From Me to We: Rethinking Health Perceptions in the Age of Covid-19 will kick off at 12:00pm ET with a deep dive into the findings, presented by Todd Haskell, SVP, chief marketing officer of Hearst Magazines, and Allison O’Keefe, president at Open Mind Strategy, the research firm that Hearst commissioned to execute the study. This will be followed by a panel of top editors from Hearst Magazines’ health and wellness brands, who will share insights on what these trends mean for their millions of readers. The high-profile panel includes:
- Brooke Siegel, VP of content, Hearst Magazines
- Rich Dorment, editor-in-chief, Men’s Health
- Kristen Koch, executive director, Seventeen
- Sarah Smith, content director, Prevention
- Arianna Davis, digital director, O, The Oprah Magazine
This select group of Hearst Magazines editors will help lead the conversation on the generational divide in the health arena in this current moment, comparing and contrasting the beliefs and practices of baby boomers, Gen Xers, millennials and Gen Zers.
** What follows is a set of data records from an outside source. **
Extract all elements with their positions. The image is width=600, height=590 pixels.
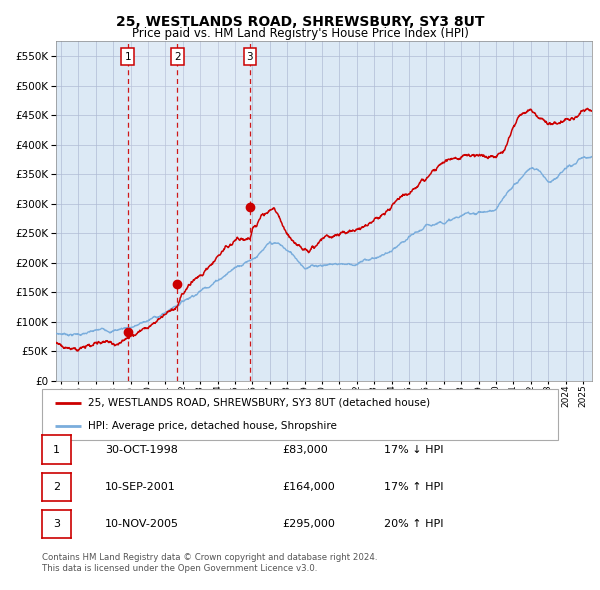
Text: 2: 2 — [174, 51, 181, 61]
Bar — [128, 41, 178, 381]
Text: £83,000: £83,000 — [282, 445, 328, 454]
FancyBboxPatch shape — [42, 389, 558, 440]
Text: 1: 1 — [124, 51, 131, 61]
Text: 20% ↑ HPI: 20% ↑ HPI — [384, 519, 443, 529]
Text: HPI: Average price, detached house, Shropshire: HPI: Average price, detached house, Shro… — [88, 421, 337, 431]
Text: Price paid vs. HM Land Registry's House Price Index (HPI): Price paid vs. HM Land Registry's House … — [131, 27, 469, 40]
Text: 3: 3 — [247, 51, 253, 61]
Text: £164,000: £164,000 — [282, 482, 335, 491]
Text: 10-NOV-2005: 10-NOV-2005 — [105, 519, 179, 529]
Text: 2: 2 — [53, 482, 60, 491]
Text: 17% ↓ HPI: 17% ↓ HPI — [384, 445, 443, 454]
Text: 30-OCT-1998: 30-OCT-1998 — [105, 445, 178, 454]
Text: Contains HM Land Registry data © Crown copyright and database right 2024.
This d: Contains HM Land Registry data © Crown c… — [42, 553, 377, 573]
Text: 17% ↑ HPI: 17% ↑ HPI — [384, 482, 443, 491]
Bar — [178, 41, 250, 381]
Text: 1: 1 — [53, 445, 60, 454]
Text: 25, WESTLANDS ROAD, SHREWSBURY, SY3 8UT: 25, WESTLANDS ROAD, SHREWSBURY, SY3 8UT — [116, 15, 484, 29]
Text: 3: 3 — [53, 519, 60, 529]
Text: 10-SEP-2001: 10-SEP-2001 — [105, 482, 176, 491]
Text: 25, WESTLANDS ROAD, SHREWSBURY, SY3 8UT (detached house): 25, WESTLANDS ROAD, SHREWSBURY, SY3 8UT … — [88, 398, 431, 408]
Text: £295,000: £295,000 — [282, 519, 335, 529]
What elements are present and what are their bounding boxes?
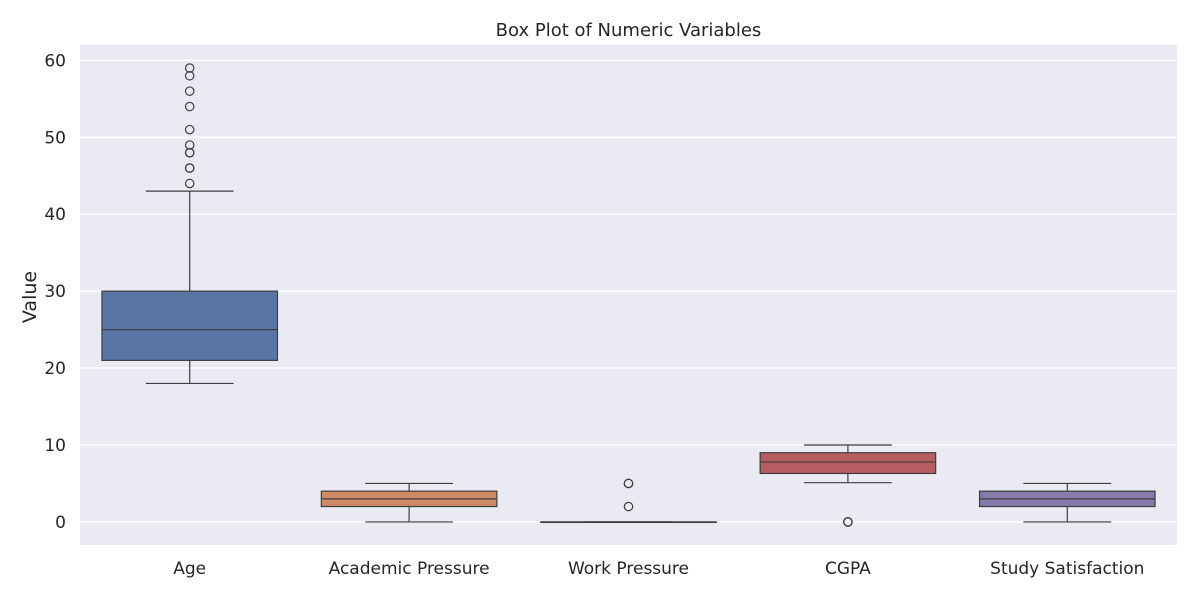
boxes — [101, 63, 1156, 527]
y-tick-label: 10 — [44, 436, 66, 456]
box-academic-pressure — [320, 482, 498, 523]
outlier-point — [184, 86, 195, 96]
outlier-point — [184, 70, 195, 81]
y-tick-label: 20 — [44, 359, 66, 379]
y-tick-label: 50 — [44, 128, 66, 148]
box-iqr — [759, 452, 937, 475]
outlier-point — [184, 101, 195, 112]
outlier-point — [184, 163, 195, 173]
outlier-point — [184, 63, 195, 73]
chart-title: Box Plot of Numeric Variables — [496, 20, 762, 41]
outlier-point — [843, 517, 853, 527]
box-cgpa — [759, 444, 937, 527]
y-tick-label: 40 — [44, 205, 66, 225]
y-tick-label: 60 — [44, 51, 66, 71]
outlier-point — [623, 478, 634, 489]
x-tick-label: CGPA — [825, 559, 871, 579]
outlier-point — [184, 147, 195, 158]
x-tick-label: Age — [173, 559, 206, 579]
box-work-pressure — [540, 478, 717, 524]
box-age — [101, 63, 279, 385]
y-axis-label: Value — [19, 271, 41, 323]
box-study-satisfaction — [978, 482, 1156, 523]
y-tick-labels: 0 10 20 30 40 50 60 — [44, 51, 66, 533]
x-tick-label: Study Satisfaction — [990, 559, 1144, 579]
x-tick-labels: Age Academic Pressure Work Pressure CGPA Stu… — [173, 559, 1144, 579]
outlier-point — [184, 124, 195, 135]
x-tick-label: Academic Pressure — [329, 559, 490, 579]
outlier-point — [184, 178, 195, 189]
y-tick-label: 30 — [44, 282, 66, 302]
y-tick-label: 0 — [55, 513, 66, 533]
box-iqr — [101, 290, 279, 361]
x-tick-label: Work Pressure — [568, 559, 689, 579]
outlier-point — [623, 501, 634, 512]
outlier-point — [184, 140, 195, 150]
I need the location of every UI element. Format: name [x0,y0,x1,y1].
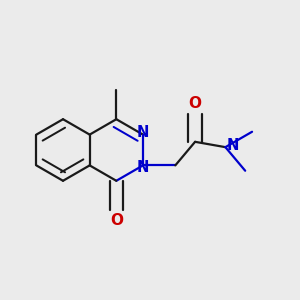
Text: N: N [137,160,149,175]
Text: N: N [137,125,149,140]
Text: O: O [189,96,202,111]
Text: N: N [227,138,239,153]
Text: O: O [110,213,123,228]
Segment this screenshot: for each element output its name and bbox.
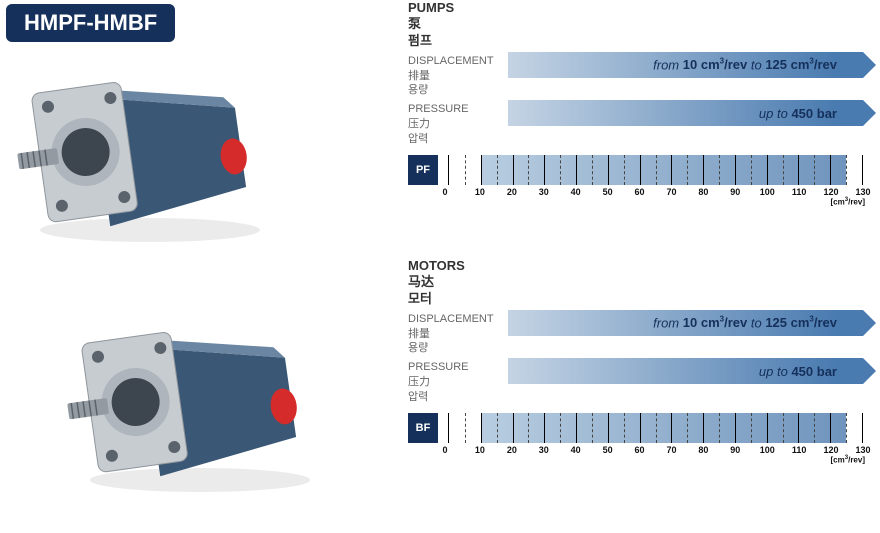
motors-chart-row: BF 0102030405060708090100110120130[cm3/r… [408, 413, 863, 463]
pumps-displacement-labels: DISPLACEMENT 排量 용량 [408, 52, 508, 99]
motors-displacement-arrow: from 10 cm3/rev to 125 cm3/rev [508, 310, 863, 336]
label-ko: 압력 [408, 391, 428, 403]
pumps-chart-row: PF 0102030405060708090100110120130[cm3/r… [408, 155, 863, 205]
pumps-displacement-value: from 10 cm3/rev to 125 cm3/rev [653, 57, 837, 72]
motors-pressure-value: up to 450 bar [759, 364, 837, 379]
product-title-badge: HMPF-HMBF [6, 4, 175, 42]
pumps-heading-ko: 펌프 [408, 33, 432, 48]
pumps-pressure-value: up to 450 bar [759, 106, 837, 121]
motors-displacement-value: from 10 cm3/rev to 125 cm3/rev [653, 315, 837, 330]
pumps-heading: PUMPS 泵 펌프 [408, 0, 863, 49]
motors-chart-badge: BF [408, 413, 438, 443]
label-ko: 용량 [408, 342, 428, 354]
label-zh: 排量 [408, 328, 430, 340]
label-en: PRESSURE [408, 103, 469, 115]
pumps-heading-zh: 泵 [408, 16, 421, 31]
pumps-heading-en: PUMPS [408, 0, 454, 15]
pumps-displacement-arrow: from 10 cm3/rev to 125 cm3/rev [508, 52, 863, 78]
motors-pressure-arrow: up to 450 bar [508, 358, 863, 384]
label-en: PRESSURE [408, 361, 469, 373]
pumps-pressure-labels: PRESSURE 压力 압력 [408, 100, 508, 147]
label-zh: 压力 [408, 118, 430, 130]
motors-spec-block: MOTORS 马达 모터 DISPLACEMENT 排量 용량 from 10 … [408, 258, 863, 463]
motors-heading: MOTORS 马达 모터 [408, 258, 863, 307]
motors-heading-en: MOTORS [408, 258, 465, 273]
label-ko: 용량 [408, 84, 428, 96]
pumps-displacement-row: DISPLACEMENT 排量 용량 from 10 cm3/rev to 12… [408, 52, 863, 99]
label-zh: 压力 [408, 376, 430, 388]
motors-pressure-labels: PRESSURE 压力 압력 [408, 358, 508, 405]
pumps-chart-badge: PF [408, 155, 438, 185]
motors-heading-zh: 马达 [408, 274, 434, 289]
motor-image [60, 300, 340, 500]
pumps-pressure-arrow: up to 450 bar [508, 100, 863, 126]
motors-range-chart: 0102030405060708090100110120130[cm3/rev] [448, 413, 863, 463]
motors-pressure-row: PRESSURE 压力 압력 up to 450 bar [408, 358, 863, 405]
pumps-range-chart: 0102030405060708090100110120130[cm3/rev] [448, 155, 863, 205]
motors-displacement-row: DISPLACEMENT 排量 용량 from 10 cm3/rev to 12… [408, 310, 863, 357]
label-zh: 排量 [408, 70, 430, 82]
pump-image [10, 50, 290, 250]
label-ko: 압력 [408, 133, 428, 145]
pumps-pressure-row: PRESSURE 压力 압력 up to 450 bar [408, 100, 863, 147]
pumps-spec-block: PUMPS 泵 펌프 DISPLACEMENT 排量 용량 from 10 cm… [408, 0, 863, 205]
label-en: DISPLACEMENT [408, 55, 494, 67]
label-en: DISPLACEMENT [408, 313, 494, 325]
motors-displacement-labels: DISPLACEMENT 排量 용량 [408, 310, 508, 357]
motors-heading-ko: 모터 [408, 291, 432, 306]
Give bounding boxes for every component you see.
“Hearst has always been the leader in health and wellness service journalism, producing more content that’s important to more people than any other lifestyle publisher in America,” said Haskell. “But our clients are increasingly looking for nuanced insights into what’s happening ‘below the surface’ with our readers and viewers, particularly when it comes to differences that might inform how advertisers should speak to consumers. We did this research to help support our clients, and help them make better creative and messaging decisions.”
One of the overarching takeaways from the study, Haskell noted, is that the individual’s health and wellness journey isn’t linear; over the course of a person’s life, it is filled with detours marked by surprising twists and less surprising milestones.
“In some cases, the data affirms what we knew intuitively, but sometimes it surprised us,” he acknowledged. “One of the things that surprised me was the prevalence of wellness topics being a priority for consumers, who then immediately offered that they feel these same topics are unmanageable. We saw this as it related to nutrition (for example), which presents a real opportunity for marketers. Another example: Gen Z’s know that better sleep is important, but they feel getting control over their sleep is almost impossible…therefore, a white space for brands.”
While the study unveiled beliefs and actions that crossed generations, it also revealed that there are stark differences between the different cohorts. “While my editors had been telling us this for a while, to see the level at which members of the Gen Z population look to YouTube as a primary source of health information never ceases to amaze me,” said Haskell.
“I hope people walk away with a better understanding that even within the well understood population segments we all know about (Gen Z, Boomers, etc.), the way that different audiences look at health and wellness varies tremendously…but if you understand these motivations, there’s a huge opportunity to shape these consumers’ preferences in really powerful ways,” he added. “And Hearst can help with that process.’